The aim of this paper is to discuss St. Catherine’s Church as a tangible heritage for those who, today, use the building as their spiritual home and how that relates to the memory of a lost past in view of especially Sweden and Finland. By taking our point of departure in this empirical case we will be able to identify this ecclesiastical heritage’s role in the process of religious and social change in the Russian society. Further, we will be able to unveil socio-spatial aspects of the dynamics of religious, ethnic, and national identity-formation related to religious heritage. 
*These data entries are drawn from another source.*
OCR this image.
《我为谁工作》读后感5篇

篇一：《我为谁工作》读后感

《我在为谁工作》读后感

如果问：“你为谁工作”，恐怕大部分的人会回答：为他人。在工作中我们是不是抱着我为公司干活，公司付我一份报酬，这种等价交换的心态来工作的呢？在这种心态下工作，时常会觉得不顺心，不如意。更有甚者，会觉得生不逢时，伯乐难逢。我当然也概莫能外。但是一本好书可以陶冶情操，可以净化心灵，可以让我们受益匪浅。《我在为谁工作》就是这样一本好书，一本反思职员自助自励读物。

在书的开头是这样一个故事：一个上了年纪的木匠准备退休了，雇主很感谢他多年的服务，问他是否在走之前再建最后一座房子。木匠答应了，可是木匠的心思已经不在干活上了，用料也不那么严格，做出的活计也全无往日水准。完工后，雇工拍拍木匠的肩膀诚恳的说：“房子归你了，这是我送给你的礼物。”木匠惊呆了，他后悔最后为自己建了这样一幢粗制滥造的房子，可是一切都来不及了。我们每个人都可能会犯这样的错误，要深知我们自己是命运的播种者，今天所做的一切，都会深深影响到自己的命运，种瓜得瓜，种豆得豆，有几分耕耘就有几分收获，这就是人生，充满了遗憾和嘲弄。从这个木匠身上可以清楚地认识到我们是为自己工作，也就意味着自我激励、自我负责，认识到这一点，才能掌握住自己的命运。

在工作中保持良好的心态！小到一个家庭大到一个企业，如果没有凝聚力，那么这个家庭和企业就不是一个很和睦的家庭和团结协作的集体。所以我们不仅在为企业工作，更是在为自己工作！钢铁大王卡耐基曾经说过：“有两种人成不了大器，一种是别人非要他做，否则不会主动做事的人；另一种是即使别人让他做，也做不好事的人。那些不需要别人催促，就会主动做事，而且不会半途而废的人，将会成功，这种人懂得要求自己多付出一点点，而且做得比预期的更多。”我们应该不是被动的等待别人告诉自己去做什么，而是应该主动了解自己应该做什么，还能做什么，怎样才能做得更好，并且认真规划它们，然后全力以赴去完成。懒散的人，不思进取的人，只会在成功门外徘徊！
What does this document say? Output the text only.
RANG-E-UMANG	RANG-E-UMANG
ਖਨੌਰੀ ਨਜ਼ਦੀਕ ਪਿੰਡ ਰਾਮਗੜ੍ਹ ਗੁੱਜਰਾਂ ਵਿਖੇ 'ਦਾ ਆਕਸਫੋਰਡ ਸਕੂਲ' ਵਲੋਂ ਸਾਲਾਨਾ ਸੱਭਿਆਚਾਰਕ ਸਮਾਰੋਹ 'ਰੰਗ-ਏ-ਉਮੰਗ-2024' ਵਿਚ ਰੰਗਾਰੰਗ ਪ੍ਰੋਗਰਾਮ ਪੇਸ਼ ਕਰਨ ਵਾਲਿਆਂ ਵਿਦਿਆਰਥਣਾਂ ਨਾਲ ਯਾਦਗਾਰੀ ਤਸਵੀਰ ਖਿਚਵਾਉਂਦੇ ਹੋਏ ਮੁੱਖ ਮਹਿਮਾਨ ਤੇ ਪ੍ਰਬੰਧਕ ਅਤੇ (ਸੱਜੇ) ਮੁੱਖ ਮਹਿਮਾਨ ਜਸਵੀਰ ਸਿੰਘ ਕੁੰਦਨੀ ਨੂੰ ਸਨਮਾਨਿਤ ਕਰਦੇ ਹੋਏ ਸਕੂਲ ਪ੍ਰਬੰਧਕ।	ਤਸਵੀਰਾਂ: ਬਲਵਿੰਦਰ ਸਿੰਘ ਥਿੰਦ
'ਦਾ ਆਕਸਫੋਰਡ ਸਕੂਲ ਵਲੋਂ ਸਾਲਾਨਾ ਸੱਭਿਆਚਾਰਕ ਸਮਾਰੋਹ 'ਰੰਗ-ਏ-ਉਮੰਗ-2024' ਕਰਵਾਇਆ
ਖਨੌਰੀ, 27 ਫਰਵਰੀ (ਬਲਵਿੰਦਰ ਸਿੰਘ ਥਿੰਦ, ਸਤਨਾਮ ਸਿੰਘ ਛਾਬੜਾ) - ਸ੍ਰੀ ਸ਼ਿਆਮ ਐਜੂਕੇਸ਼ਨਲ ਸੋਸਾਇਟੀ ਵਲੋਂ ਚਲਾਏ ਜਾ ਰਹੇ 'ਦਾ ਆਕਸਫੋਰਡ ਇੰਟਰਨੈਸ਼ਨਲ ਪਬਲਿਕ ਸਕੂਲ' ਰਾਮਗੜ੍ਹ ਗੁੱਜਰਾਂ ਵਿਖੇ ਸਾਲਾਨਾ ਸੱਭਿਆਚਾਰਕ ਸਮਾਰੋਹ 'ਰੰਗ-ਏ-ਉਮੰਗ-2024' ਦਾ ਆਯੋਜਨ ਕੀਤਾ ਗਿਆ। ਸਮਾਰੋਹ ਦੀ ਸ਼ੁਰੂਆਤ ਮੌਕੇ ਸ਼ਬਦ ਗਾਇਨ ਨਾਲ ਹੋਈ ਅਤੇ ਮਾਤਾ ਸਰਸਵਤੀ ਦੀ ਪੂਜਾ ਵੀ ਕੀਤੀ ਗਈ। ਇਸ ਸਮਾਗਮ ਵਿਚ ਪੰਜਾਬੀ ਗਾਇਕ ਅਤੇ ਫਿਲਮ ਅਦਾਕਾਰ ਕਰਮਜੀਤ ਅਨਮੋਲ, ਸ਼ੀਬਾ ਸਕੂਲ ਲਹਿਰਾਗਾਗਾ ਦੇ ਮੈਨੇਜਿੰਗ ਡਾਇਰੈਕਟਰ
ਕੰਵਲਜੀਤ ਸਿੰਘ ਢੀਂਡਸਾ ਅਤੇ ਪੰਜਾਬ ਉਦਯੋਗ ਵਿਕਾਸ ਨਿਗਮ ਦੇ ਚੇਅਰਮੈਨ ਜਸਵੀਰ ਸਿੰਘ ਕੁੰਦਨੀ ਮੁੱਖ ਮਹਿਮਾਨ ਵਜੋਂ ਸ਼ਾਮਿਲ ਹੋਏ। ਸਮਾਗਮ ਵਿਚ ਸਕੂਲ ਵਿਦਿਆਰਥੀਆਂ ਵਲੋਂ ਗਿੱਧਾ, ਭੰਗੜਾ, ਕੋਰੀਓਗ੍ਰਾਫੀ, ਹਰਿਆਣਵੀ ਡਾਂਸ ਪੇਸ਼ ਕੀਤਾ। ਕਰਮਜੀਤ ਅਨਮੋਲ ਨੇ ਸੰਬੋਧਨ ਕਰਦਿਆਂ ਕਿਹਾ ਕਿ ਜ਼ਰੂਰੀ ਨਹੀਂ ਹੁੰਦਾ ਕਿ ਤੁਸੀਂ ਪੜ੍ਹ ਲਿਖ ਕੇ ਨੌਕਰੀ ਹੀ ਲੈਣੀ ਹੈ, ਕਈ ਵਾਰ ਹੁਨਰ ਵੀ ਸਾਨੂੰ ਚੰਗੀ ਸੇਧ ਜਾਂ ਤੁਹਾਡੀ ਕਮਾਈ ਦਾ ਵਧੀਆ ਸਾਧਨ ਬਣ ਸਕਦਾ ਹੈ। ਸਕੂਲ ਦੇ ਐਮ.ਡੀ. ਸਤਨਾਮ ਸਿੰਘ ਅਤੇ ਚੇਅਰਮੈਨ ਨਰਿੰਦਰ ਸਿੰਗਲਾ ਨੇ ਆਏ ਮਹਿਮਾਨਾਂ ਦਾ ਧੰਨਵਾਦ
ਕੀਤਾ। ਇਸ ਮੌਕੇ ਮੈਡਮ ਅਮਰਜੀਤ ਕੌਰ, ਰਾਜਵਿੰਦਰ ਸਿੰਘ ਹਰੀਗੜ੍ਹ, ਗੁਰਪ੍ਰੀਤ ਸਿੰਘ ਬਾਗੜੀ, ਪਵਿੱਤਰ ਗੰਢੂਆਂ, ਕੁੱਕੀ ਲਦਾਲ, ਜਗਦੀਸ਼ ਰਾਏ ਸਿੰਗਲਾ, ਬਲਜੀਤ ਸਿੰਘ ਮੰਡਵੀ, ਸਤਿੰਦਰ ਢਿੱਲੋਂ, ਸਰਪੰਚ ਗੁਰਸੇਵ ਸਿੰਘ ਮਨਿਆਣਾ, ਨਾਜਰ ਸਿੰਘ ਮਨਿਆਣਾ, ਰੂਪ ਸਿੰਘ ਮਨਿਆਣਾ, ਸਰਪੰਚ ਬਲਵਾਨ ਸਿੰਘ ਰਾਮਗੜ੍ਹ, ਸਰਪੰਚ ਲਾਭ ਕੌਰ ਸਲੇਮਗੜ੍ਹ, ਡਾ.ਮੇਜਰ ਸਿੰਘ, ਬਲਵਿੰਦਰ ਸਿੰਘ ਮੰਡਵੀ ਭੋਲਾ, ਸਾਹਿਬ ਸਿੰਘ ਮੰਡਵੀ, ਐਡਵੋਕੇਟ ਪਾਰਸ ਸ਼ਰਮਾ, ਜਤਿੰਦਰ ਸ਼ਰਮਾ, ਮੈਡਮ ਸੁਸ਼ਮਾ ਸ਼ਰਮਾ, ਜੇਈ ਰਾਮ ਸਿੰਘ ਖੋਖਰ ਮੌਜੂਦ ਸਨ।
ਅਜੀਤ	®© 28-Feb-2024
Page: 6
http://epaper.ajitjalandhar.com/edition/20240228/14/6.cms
In the 1990s after the collapse of the Soviet Union different groups started to put claims on St. Petersburg. The city became accessible to westerners in a way it had not been for a long time and especially the remaining buildings that once had been the religious homes for German, Finnish, and Swedish Lutherans, Dutch Reformed, as well as Anglicans began to draw attention. Collective memories and tangible remains were brought together in buildings and in the surroundings. Cultural layers overlapped each other, collective memories were mediated, and people reactivated stories and claimed participation in the sequence of events that took place. 

Against this background this paper discusses the relationship between a place, the ascribed meaning of it, and the function it receives. Both St. Catherine’s Church and the congregation that has administered the building since the 1990s have served as a symbolic and a practical arena for various actors in St. Petersburg and actors from the countries who has claimed that they belong to and administer the congregation. Historically the church building has served as a parish centre, a place for worship, a sports hall, while at the same time constituting a spatial anchor point for various collective—and sometimes competing—religious and national identities. 

During the early 2000s St. Catherine’s Church was in the centre of a tug of war between Sweden and Russia when the Russian president, Vladimir Putin, and the Swedish prime minister, Göran Persson, discussed the issue of St. Catherine’s Church. The Swedish PM wanted the church building returned to its, in his eyes, rightful owner—the Church of Sweden. He stressed the willingness from the Swedish side to refurbish the building, which could coincide with St. Petersburg’s 300th anniversary and become a concrete Swedish contribution to the beautification of the city. A positive reaction to this proposal was obtained from Putin, but nothing was submitted to Sweden in connection with the anniversary. And today when the Swedish Lutheran Congregation in St. Petersburg has regained access to their church, no refurbishment has been paid for by the Swedish government. 

Theoretically, the paper is built on the connection between collective memories, identities, and materiality. Thoughts and experiences are combined from the Nordic research field in history didactics (commonly called the use of history research); the international field of “cultural memory studies”; and the theoretical perspective often referred to as “the spatial turn.”